BERBAKTI KEPADA ORANGTUA PRIA
Jargon "Setelah menikah, anak laki-laki lupa pada orangtuanya" itu benar adanya. Benar-benar membuat saya tertempelak sedemikian kerasnya sehingga membuat saya menata kembali prioritas hidup di awal tahun 2013 ini. Semua waktu dan tenaga saya kerahkan untuk membahagiakan istri dan orangtuanya yang tidak memiliki jasa apapun dalam kehidupan saya. Parahnya, mereka yang saya perjuangkan mati-matian ternyata tidak terlalu mencintai orangtua saya ! Alangkah berdosanya saya kepada ibu yang melahirkan dan membesarkan saya dengan mempertaruhkan nyawanya.

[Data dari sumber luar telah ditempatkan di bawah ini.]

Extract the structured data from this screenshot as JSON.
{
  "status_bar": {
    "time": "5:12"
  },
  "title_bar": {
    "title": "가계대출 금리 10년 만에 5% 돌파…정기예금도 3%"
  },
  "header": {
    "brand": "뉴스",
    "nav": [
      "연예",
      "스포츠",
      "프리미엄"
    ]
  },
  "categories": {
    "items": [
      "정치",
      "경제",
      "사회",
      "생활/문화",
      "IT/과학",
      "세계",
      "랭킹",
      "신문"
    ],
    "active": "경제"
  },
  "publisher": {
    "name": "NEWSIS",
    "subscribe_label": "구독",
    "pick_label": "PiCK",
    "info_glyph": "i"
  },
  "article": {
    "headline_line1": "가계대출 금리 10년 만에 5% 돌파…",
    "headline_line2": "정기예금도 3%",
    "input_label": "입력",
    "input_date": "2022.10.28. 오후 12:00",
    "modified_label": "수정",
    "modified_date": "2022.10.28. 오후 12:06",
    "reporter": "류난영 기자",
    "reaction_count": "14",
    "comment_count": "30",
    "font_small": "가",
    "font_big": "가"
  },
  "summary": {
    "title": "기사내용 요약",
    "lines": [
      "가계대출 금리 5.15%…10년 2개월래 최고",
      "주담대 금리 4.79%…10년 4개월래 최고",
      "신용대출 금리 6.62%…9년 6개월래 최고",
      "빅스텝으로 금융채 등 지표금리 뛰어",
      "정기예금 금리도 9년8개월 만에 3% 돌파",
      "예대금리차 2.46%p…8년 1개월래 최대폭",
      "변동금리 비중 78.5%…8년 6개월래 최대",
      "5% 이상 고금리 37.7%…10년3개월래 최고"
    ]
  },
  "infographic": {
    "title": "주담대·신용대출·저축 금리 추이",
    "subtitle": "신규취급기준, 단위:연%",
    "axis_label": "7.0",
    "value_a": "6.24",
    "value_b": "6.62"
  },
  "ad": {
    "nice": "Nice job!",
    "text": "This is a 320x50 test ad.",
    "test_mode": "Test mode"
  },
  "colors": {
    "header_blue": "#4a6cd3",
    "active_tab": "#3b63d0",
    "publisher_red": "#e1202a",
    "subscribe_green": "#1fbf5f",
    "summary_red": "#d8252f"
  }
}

ORANGTUAKU, ORANGTUAKU, ORTUMU BUKAN ORTUKU
Cinta adalah pengorbanan. Tidak ada cinta tanpa pengorbanan. Kalau benar ada cinta tanpa pengorbanan maka sesungguhnya itu bukan cinta.
Mencintai itu bukan memiliki tetapi memberikan yang terbaik untuknya. Kita cinta seseorang tetapi kita tahu kalau sebenarnya kita tidak pantas untuk dirinya. Jika anda benar-benar mencintai dirinya maka apa yang harus anda lakukan ? Apalagi anda tahu ada orang yang benar-benar cocok untuk si dia.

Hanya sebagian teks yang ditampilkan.